News International today announced that this Sunday’s edition of the News of the World newspaper would be the last edition and that the newspaper was closing down. Ostensibly the reason is that a phone hacking scandal had a irretrievably stained the name of the newspaper but the suspicion is that there’s far more to the closure.
For non-UK residents, it’s an astonishing story that involves several alleged crimes and some disgraceful behaviour. First of all, News of the World (NOTW) is one of the biggest selling Sunday newspapers with around 40% of the market and 2.8 million readers. It’s been going for 168 years and while considered a tabloid paper, it has been instrumental in revealing other scandals involving politicians and other well-known figures.
The scandal itself is that around six years ago, a private investigator used by the newspaper is alleged to have hacked into the voice mailboxes of over 4,000 people, including royal aides, sports stars, celebrities and politicians. Even worse, it is further alleged that the mailboxes of soldiers killed in Iraq and murder victims were hacked into. In particular, the alleged deletion of messages on Milly Dowler’s phone is suggested to have given hope to her parents that she was still alive when she had been killed.
Rumours of the hacking arose when the newspaper published stories that could only have been discovered from personal messages. The private investigator and the journalist involved were sent to prison back in 2007 and at the time, a police investigation suggested that the two individuals involved acted alone. In 2009, the Guardian newspaper claimed that thousands of mailboxes had been hacked and that the practice was well known and routine. The Metropolitan Police refused to re-open the investigation. It has also now been alleged that NOTW made payments to the police in return for information. The hacking of the mobile phone’s voice mail was not sophisticated. The private investigator simply relied on the fact that most people did not bother changing the default PIN on their voice mailbox.
Over the past week, as the revelations of the alleged hacking continued, public opinion turned against NOTW. Major advertisers in the paper withdrew their contracts, unwilling to be associated with the unfolding scandal. It was perhaps inevitable that the NOTW would have to close but it seems harsh to punish the current staff for the activities of their predecessors.

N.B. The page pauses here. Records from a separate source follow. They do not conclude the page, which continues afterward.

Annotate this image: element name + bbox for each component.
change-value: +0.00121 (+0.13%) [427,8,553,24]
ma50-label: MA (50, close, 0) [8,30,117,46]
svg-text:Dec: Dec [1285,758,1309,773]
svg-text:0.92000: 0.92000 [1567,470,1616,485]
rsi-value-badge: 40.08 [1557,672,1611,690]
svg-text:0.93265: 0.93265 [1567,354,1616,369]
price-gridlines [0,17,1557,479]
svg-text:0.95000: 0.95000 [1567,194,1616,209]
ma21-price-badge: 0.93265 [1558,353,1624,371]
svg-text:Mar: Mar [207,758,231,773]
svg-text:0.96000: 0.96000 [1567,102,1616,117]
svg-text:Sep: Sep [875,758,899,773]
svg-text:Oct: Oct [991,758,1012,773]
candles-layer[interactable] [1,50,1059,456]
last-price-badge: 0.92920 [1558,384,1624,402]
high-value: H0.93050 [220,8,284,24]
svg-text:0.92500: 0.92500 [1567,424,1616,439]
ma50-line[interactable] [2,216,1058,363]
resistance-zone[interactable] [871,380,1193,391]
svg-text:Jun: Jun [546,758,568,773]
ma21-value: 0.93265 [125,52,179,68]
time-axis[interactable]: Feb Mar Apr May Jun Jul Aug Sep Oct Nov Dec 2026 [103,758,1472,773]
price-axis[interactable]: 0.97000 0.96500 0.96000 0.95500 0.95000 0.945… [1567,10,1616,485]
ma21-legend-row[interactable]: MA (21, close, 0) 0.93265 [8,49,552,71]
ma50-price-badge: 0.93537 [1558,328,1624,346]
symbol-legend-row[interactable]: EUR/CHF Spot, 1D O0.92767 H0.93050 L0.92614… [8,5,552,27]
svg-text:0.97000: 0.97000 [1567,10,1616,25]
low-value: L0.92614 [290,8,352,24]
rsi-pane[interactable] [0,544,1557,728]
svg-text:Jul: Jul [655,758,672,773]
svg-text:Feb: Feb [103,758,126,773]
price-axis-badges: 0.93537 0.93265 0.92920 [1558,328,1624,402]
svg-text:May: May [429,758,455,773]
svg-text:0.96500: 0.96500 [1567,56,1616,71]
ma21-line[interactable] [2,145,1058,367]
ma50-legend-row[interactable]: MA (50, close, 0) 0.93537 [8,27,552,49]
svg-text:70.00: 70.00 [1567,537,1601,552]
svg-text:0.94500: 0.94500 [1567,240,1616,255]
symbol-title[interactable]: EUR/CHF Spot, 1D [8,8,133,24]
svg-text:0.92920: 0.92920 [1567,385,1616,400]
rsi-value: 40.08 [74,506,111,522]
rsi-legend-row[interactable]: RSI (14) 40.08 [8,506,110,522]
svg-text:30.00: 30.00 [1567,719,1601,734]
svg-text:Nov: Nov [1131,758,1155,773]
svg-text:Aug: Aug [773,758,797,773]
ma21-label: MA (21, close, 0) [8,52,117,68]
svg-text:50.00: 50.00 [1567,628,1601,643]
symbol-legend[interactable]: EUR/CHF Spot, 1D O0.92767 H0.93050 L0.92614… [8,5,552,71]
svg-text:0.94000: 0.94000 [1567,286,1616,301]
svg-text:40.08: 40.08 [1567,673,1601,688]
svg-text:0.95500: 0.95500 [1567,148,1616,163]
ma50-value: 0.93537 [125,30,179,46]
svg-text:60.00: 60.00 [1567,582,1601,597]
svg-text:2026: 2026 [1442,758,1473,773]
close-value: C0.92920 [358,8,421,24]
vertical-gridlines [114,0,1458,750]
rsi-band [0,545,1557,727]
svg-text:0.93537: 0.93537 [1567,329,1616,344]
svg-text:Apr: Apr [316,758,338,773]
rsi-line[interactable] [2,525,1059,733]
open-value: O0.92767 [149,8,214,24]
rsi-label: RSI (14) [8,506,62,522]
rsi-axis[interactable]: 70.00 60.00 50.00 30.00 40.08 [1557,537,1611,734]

The intrigue continues as the parent company, News International, is keen to buy out the remaining shares in BSkyB. However, this had raised concerns that one single company would own too much of the UK media – News International owns the The Times too. The suggestion has been made that by closing one newspaper, NOTW, this will reassure the regulatory authorities but there are also now questions about whether News International is fit and proper to take over BSkyB. It is rumoured that News International will launch a Sunday edition of a sister newspaper The Sun. The domains “TheSunOnSunday.co.uk” and “TheSunOnSunday.com” were registered two days ago, though it’s not clear by who registered them
It’s an amazing scandal and totally despicable – some of the stuff you couldn’t make up. If there’s one thing to be learnt from the scandal, it’s make sure you change the default PIN on your mobile phone’s voice mailbox.